Tras una hora de enseñarme una presentación en power point del primer estudio ordenado por el Gobierno sobre inseguridad en las principales ciudades del país, me queda claro que Kiko Lloreda, el alto consejero presidencial para la seguridad, tiene una gran herramienta de trabajo para que el gobierno local diseñe su política de combate a la delincuencia común.

Sin embargo, como él mismo explica, el crimen es cambiante. Lo que no me queda claro es si ese diagnóstico es la mejor arma para adaptarse a los cambios que hay que hacer para prevenirlo. A continuación las declaraciones que, según Kiko Lloreda, el periódico de su familia «no se merece». Acabada la entrevista confesó que tiene que contenerse para no hacer una llamada de reclamo o corrección cada que ve el enfoque de los artículos del diario que él dirigió.

Francisco José Lloreda - Claudia Palacios

Claudia Palacios: Usted que ha estudiado el fenómeno de la violencia en las ciudades, ¿cuando ve lo que está pasando en Cali qué piensa?

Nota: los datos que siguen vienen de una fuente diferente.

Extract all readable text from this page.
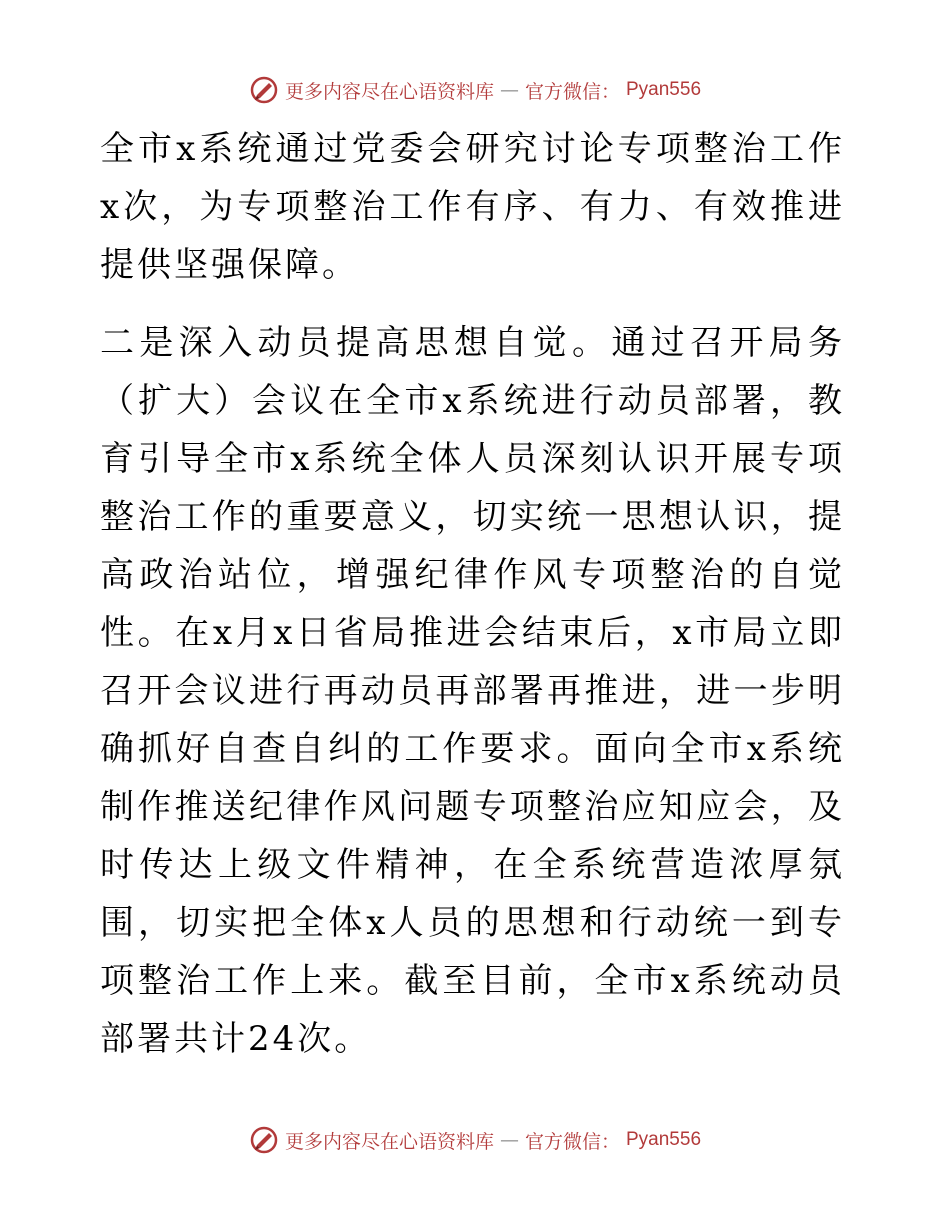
更多内容尽在心语资料库 — 官方微信： Pyan556

全市x系统通过党委会研究讨论专项整治工作x次，为专项整治工作有序、有力、有效推进提供坚强保障。

二是深入动员提高思想自觉。通过召开局务（扩大）会议在全市x系统进行动员部署，教育引导全市x系统全体人员深刻认识开展专项整治工作的重要意义，切实统一思想认识，提高政治站位，增强纪律作风专项整治的自觉性。在x月x日省局推进会结束后，x市局立即召开会议进行再动员再部署再推进，进一步明确抓好自查自纠的工作要求。面向全市x系统制作推送纪律作风问题专项整治应知应会，及时传达上级文件精神，在全系统营造浓厚氛围，切实把全体x人员的思想和行动统一到专项整治工作上来。截至目前，全市x系统动员部署共计24次。

更多内容尽在心语资料库 — 官方微信： Pyan556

Kiko Lloreda: Primero, que no podemos subestimar las dificultades y los desafíos de seguridad de Cali, pero tampoco podemos caer en generalizaciones que no corresponden a la realidad. La seguridad de las ciudades no se mide únicamente a partir de los homicidios, que no deberían ocurrir pero en términos absolutos, comparados con la criminalidad total, son bastante menores y no es el delito que afecta de manera generalizada a una sociedad

Claudia Palacios: ¿Cuáles son sus cifras para Cali?

Kiko Lloreda: El año pasado se presentó una situación muy particular: a inicios del año se registró un incremento en los homicidios que llevó al Gobierno a implementar un plan de choque para revertir la tendencia, y eso significó que Cali terminara el 2012 con una reducción del 2 % de los homicidios.

Este año nos ha ocurrido algo similar: un incremento que se explica por ajustes de cuentas que ocurren en Cali, que es como el lugar donde estructuras criminales del resto del departamento terminan resolviendo sus diferencias. Desde febrero para acá se impulsó, entonces, un plan de intervención especial que compromete alrededor de 700 hombres más de la Policía, con el objetivo de desarticular las estructuras criminales responsables de esos delitos.

Claudia Palacios: ¿Cuándo cree que puede haber un alivio en la situación de inseguridad en Cali?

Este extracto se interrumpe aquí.